I'm looking for an automated way to align multiple fasta files ~(50,000) to a custom made reference (fasta) and return the number of mismatched for each sequence. Each sequence and the reference are about 295 bp long. I have used bwa and bowtie to align sequences in the past but not sure if they can return the number of mismatches. I'm looking for a simplest way to accomplish this task.
It may just be a case of using a heavy duty program to do the aligning, and a small script to count the mismatches after the fact (but I'm sure theres a program that will have what you need.
A while back I had a similar problem and I ended up writing SequenceMatcher, a wrapper around the alignment tools in BioJava:
Basically:
java -jar SequenceMatcher.jar match -a reference.fa -b queries.fa
The output gives you the number of mismatches (edit distance in fact) in column NM plus a number of similarity distances (Levenshtein, Hamming, Jaro-Winkler) and other metrics:
The advantage over other aligners is that every sequence in query.fa is optimally aligned to every sequence in reference.fa (many to one, in your case) regardless of the number of mismatches. I.e. there is no filtering for alignment score or similar and no drop in alignment quality to favour speed. (This comes at the expense of computational efficiency, of course, but for ~50000 sequence vs 1 of length ~300bp it should be fast enough)

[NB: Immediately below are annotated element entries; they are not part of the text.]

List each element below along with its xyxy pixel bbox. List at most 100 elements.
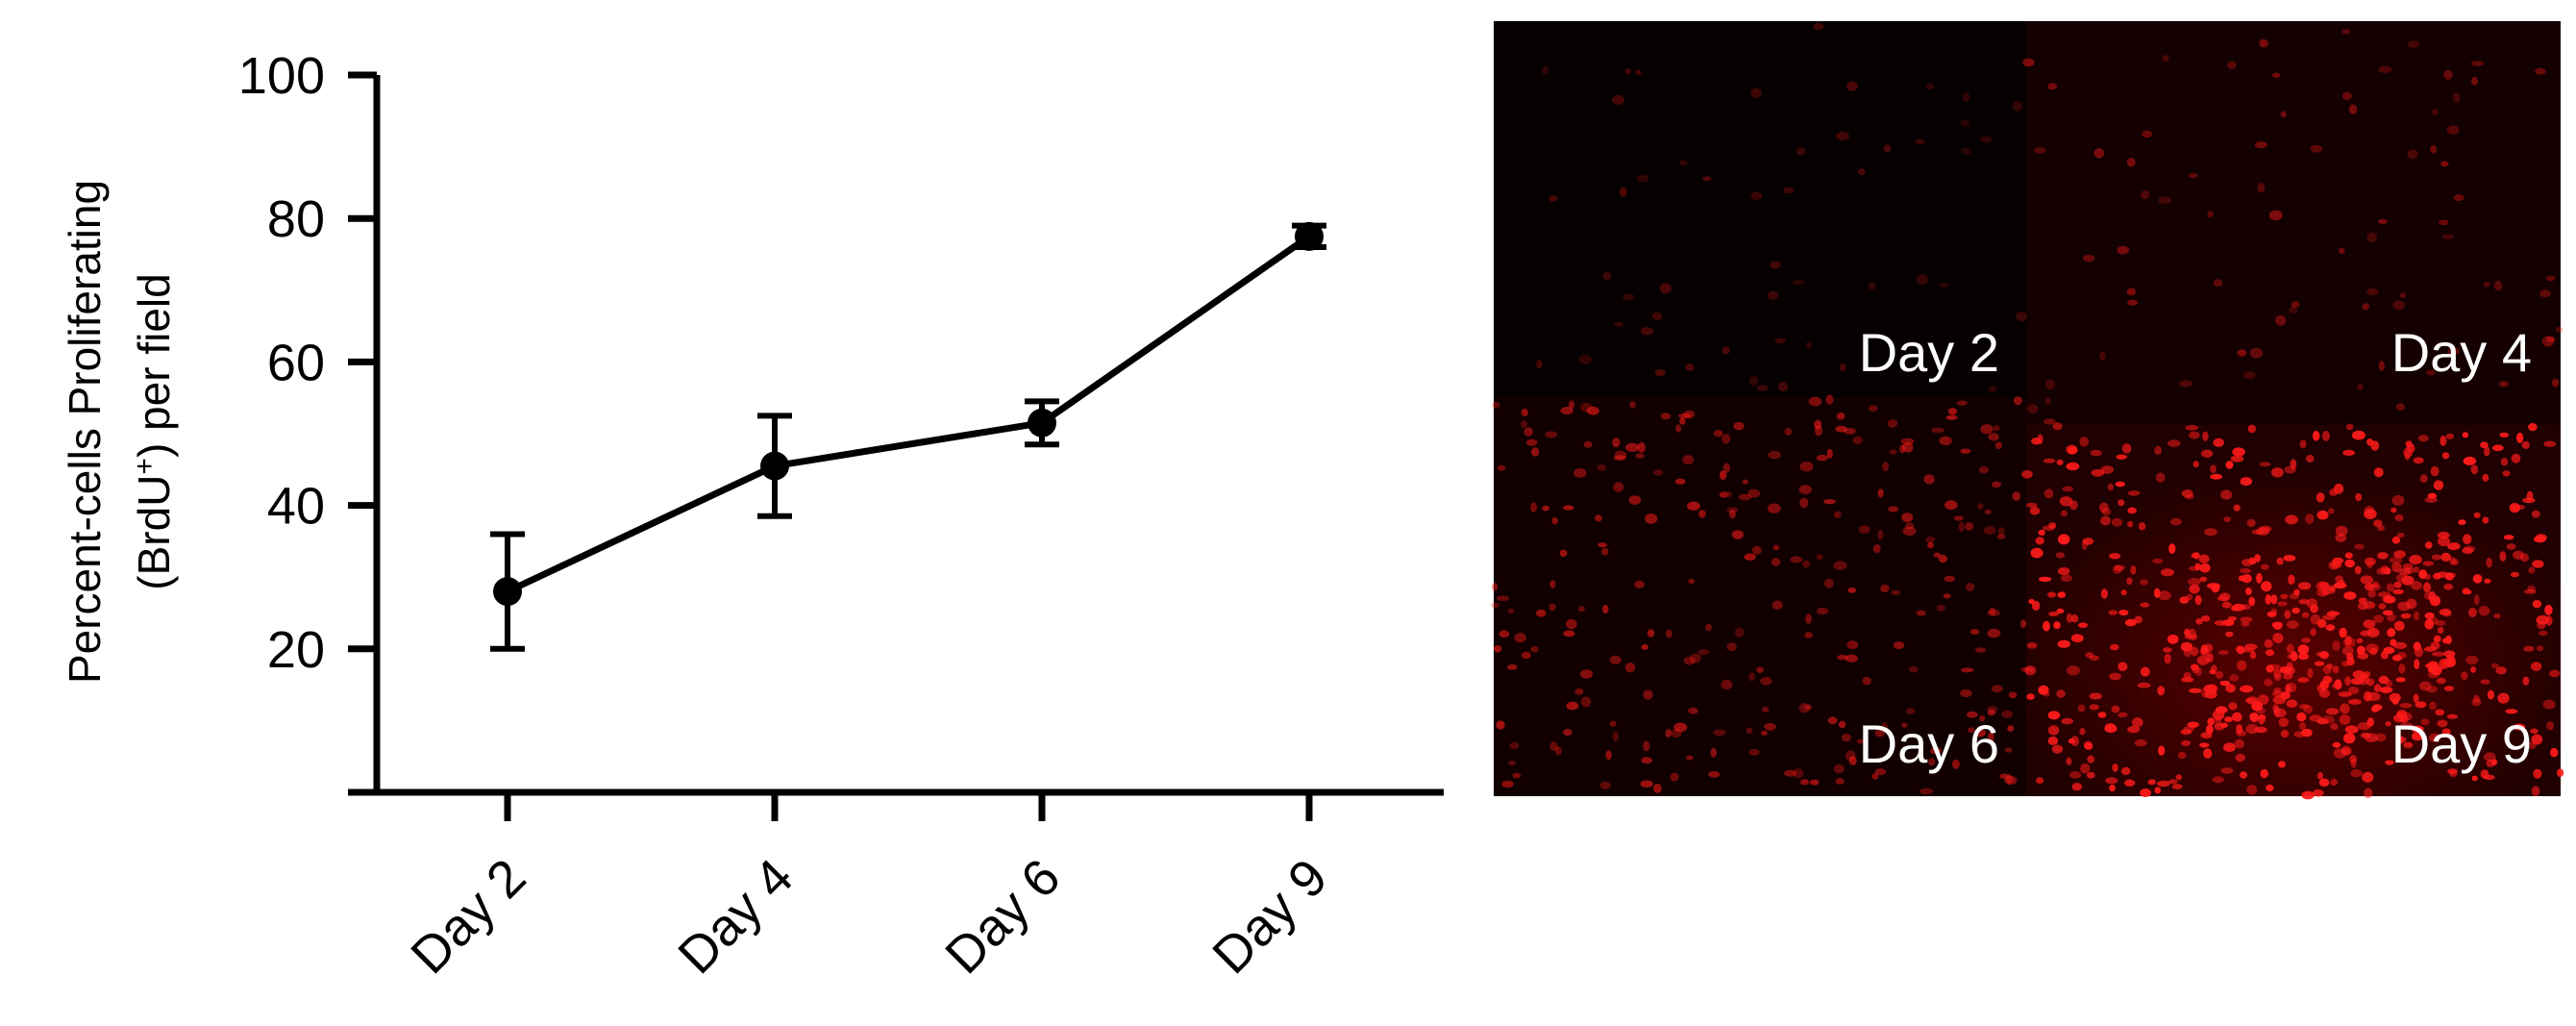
- nucleus: [2230, 455, 2244, 463]
- nucleus: [1731, 530, 1744, 539]
- nucleus: [1682, 455, 1695, 465]
- nucleus: [2043, 488, 2054, 499]
- nucleus: [2480, 441, 2489, 449]
- y-tick-label: 80: [267, 190, 325, 248]
- nucleus: [2085, 652, 2094, 659]
- nucleus: [2271, 621, 2283, 628]
- nucleus: [1507, 663, 1518, 670]
- nucleus: [2378, 603, 2387, 610]
- nucleus: [2273, 673, 2282, 682]
- y-tick-label: 20: [267, 621, 325, 679]
- nucleus: [1958, 521, 1965, 533]
- nucleus: [1673, 722, 1688, 733]
- nucleus: [2366, 232, 2377, 242]
- nucleus: [2284, 666, 2295, 675]
- nucleus: [2242, 559, 2253, 566]
- nucleus: [2090, 449, 2102, 457]
- nucleus: [2155, 472, 2166, 483]
- nucleus: [1612, 94, 1624, 105]
- nucleus: [2443, 650, 2456, 658]
- nucleus: [2413, 693, 2419, 703]
- nucleus: [1784, 428, 1793, 436]
- nucleus: [2038, 685, 2049, 695]
- micrograph-tile-day2: [1494, 21, 2026, 398]
- nucleus: [2391, 562, 2402, 573]
- nucleus: [2286, 643, 2294, 654]
- nucleus: [2156, 780, 2170, 788]
- nucleus: [2080, 763, 2091, 774]
- nucleus: [1947, 408, 1958, 415]
- nucleus: [2195, 667, 2203, 676]
- nucleus: [2528, 740, 2537, 750]
- nucleus: [1719, 491, 1732, 498]
- nucleus: [1888, 506, 1899, 513]
- nucleus: [2321, 614, 2336, 620]
- nucleus: [2232, 447, 2245, 457]
- nucleus: [1979, 136, 1993, 143]
- nucleus: [2545, 275, 2556, 282]
- nucleus: [1742, 479, 1748, 485]
- nucleus: [1554, 746, 1562, 756]
- nucleus: [1803, 704, 1813, 711]
- nucleus: [2278, 717, 2290, 727]
- nucleus: [2384, 567, 2391, 575]
- nucleus: [2417, 435, 2429, 442]
- nucleus: [1721, 679, 1733, 690]
- nucleus: [2259, 38, 2268, 48]
- nucleus: [1756, 385, 1769, 391]
- nucleus: [2291, 607, 2300, 614]
- nucleus: [1777, 382, 1788, 392]
- nucleus: [2260, 563, 2269, 570]
- nucleus: [1961, 147, 1971, 155]
- nucleus: [2177, 751, 2187, 760]
- nucleus: [2539, 630, 2548, 637]
- nucleus: [2066, 613, 2073, 623]
- nucleus: [2470, 61, 2485, 66]
- nucleus: [1733, 421, 1745, 431]
- nucleus: [2286, 620, 2299, 629]
- nucleus: [2542, 699, 2556, 710]
- nucleus: [1651, 312, 1663, 321]
- nucleus: [2126, 158, 2136, 167]
- nucleus: [1678, 160, 1688, 166]
- nucleus: [1719, 470, 1727, 481]
- nucleus: [2183, 672, 2192, 679]
- nucleus: [2056, 459, 2064, 465]
- nucleus: [2325, 708, 2340, 715]
- nucleus: [2407, 149, 2418, 160]
- nucleus: [2364, 509, 2377, 519]
- nucleus: [2413, 566, 2420, 573]
- y-axis-label-superscript: +: [129, 458, 161, 475]
- nucleus: [2499, 551, 2507, 562]
- nucleus: [2482, 516, 2489, 524]
- nucleus: [2219, 680, 2231, 687]
- nucleus: [2066, 757, 2072, 765]
- nucleus: [1637, 174, 1649, 183]
- nucleus: [2140, 602, 2150, 608]
- nucleus: [2510, 571, 2519, 578]
- nucleus: [2332, 682, 2340, 689]
- nucleus: [2350, 769, 2363, 778]
- nucleus: [2316, 492, 2325, 503]
- nucleus: [2264, 678, 2273, 687]
- nucleus: [2445, 635, 2452, 644]
- nucleus: [1905, 522, 1915, 530]
- nucleus: [1857, 168, 1866, 176]
- nucleus: [2016, 312, 2027, 322]
- nucleus: [2452, 92, 2461, 103]
- nucleus: [2057, 639, 2070, 648]
- nucleus: [2532, 600, 2542, 609]
- nucleus: [2227, 61, 2237, 69]
- nucleus: [2289, 306, 2297, 314]
- nucleus: [2297, 653, 2310, 661]
- data-point: [1028, 408, 1056, 438]
- nucleus: [2271, 467, 2284, 478]
- nucleus: [1930, 747, 1943, 755]
- nucleus: [2468, 608, 2477, 617]
- nucleus: [2277, 601, 2288, 607]
- nucleus: [2021, 470, 2033, 479]
- nucleus: [2210, 473, 2223, 480]
- y-tick-label: 100: [238, 47, 325, 105]
- nucleus: [2124, 618, 2137, 627]
- nucleus: [1968, 727, 1975, 734]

PS: bwa and bowtie should give the number of mismatches/edit distance in the NM tag
You are looking for an 'all-vs-one' pairwise alignment?
Off the top of my head I can't think of one that I know for sure gives the number of mismatches, but there are plenty of aligners to choose from: https://en.wikipedia.org/wiki/List_of_sequence_alignment_software#Pairwise_alignment
It may just be a case of using a heavy duty program to do the aligning, and a small script to count the mismatches after the fact (but I'm sure theres a program that will have what you need.